Europe (Central and Eastern)
Social Media
Agenda-Setting
Causality
Big Data
Lāsma Šķestere
Riga Stradinš University
Roberts Dargis
University of Latvia
Lāsma Šķestere
Riga Stradinš University

Abstract

The outbreak of the coronavirus disease (COVID-19) at the end of December 2019 has led to substantial discussions in traditional media as well as in social networks. The understanding of the diffusion of information about the COVID-19 can help government officials and researchers to obtain better understanding of public concerns as well as to prevent the rapid spread of misinformation. We address the question of the diffusion of information about the COVID-19 with a big data analysis of social media posts and news media articles. This paper is an analysis of public conversations in social media, specifically Twitter, and traditional news online media during the first outbreak of COVID-19 in Latvia. Using the computer assisted text analysis, we examined the dominant frames of public discussions and investigated the extent to which social media content may bypass, follow and attract attention of traditional media.
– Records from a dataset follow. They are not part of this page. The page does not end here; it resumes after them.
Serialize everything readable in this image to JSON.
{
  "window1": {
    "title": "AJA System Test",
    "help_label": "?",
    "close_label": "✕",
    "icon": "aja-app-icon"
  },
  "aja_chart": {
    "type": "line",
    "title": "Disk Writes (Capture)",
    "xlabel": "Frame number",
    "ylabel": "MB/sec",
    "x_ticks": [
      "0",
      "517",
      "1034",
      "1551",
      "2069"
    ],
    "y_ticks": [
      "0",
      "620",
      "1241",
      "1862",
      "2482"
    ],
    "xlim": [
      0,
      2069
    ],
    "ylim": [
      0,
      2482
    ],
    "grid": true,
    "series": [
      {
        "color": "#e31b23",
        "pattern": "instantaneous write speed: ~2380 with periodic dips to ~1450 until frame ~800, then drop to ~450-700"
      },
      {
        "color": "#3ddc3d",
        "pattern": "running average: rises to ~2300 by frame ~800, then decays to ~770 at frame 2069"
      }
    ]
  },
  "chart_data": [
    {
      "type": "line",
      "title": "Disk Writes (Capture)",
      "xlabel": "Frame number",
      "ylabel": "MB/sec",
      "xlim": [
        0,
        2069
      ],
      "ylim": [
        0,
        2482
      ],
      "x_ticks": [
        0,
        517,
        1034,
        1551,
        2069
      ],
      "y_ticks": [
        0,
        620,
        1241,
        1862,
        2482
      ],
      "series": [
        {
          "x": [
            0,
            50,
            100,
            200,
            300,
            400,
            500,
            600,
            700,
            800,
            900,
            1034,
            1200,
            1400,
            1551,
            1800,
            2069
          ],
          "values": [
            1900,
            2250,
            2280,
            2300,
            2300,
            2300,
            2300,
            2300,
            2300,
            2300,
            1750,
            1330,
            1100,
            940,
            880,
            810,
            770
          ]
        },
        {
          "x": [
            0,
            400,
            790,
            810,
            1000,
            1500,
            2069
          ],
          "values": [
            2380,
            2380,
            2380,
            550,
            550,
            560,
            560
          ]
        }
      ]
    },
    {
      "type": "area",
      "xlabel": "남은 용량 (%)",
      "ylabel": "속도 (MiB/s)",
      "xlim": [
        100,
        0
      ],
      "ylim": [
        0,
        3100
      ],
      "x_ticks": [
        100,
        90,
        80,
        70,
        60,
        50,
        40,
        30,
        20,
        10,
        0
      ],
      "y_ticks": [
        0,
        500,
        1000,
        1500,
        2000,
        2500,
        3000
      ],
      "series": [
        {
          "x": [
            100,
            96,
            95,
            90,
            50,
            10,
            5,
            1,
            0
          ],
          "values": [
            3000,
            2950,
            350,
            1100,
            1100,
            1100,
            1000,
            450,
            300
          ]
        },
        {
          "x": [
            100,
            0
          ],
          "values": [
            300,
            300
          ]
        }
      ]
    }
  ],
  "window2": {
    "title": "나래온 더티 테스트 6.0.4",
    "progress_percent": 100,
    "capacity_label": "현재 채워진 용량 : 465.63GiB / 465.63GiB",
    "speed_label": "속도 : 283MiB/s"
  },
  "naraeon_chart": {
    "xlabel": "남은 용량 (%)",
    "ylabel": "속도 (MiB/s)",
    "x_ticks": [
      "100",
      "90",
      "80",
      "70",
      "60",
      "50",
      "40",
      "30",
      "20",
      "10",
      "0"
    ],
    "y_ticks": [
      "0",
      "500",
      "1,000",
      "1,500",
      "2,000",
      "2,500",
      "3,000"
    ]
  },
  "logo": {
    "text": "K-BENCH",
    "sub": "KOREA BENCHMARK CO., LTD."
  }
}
For the search of information regarding COVID-19, we derived a set of twelve key identifying terms and phrases in Latvian. We compiled more than 46 thousand tweets and more 45 thousand news articles for the period from March 2020 when the state of emergency was declared to 10 June 2020 when the state of emergency was lifted. To identify common frames and to describe how the prevalence of these changes took place over time, the comprehensive codebook of 11 dominant frames, 31 major topics and 160 subtopics was designed. We utilized big data to better understand the dynamics of political communication and to explore attention in traditional media and social media for COVID-19 related issues. We find evidence of time-series linkage run from social media to other social media, as well as from the social media to traditional media. Thus, we are able to conclude that the public discussions in traditional media and social media have causal linkage. This paper shows the potential of using social media to conduct “infodemic” studies for the planning of strategic communication. The methodology created in research can be used to track information diffusion and to analyse near real-time content, allowing public authorities to respond to public concerns more quickly.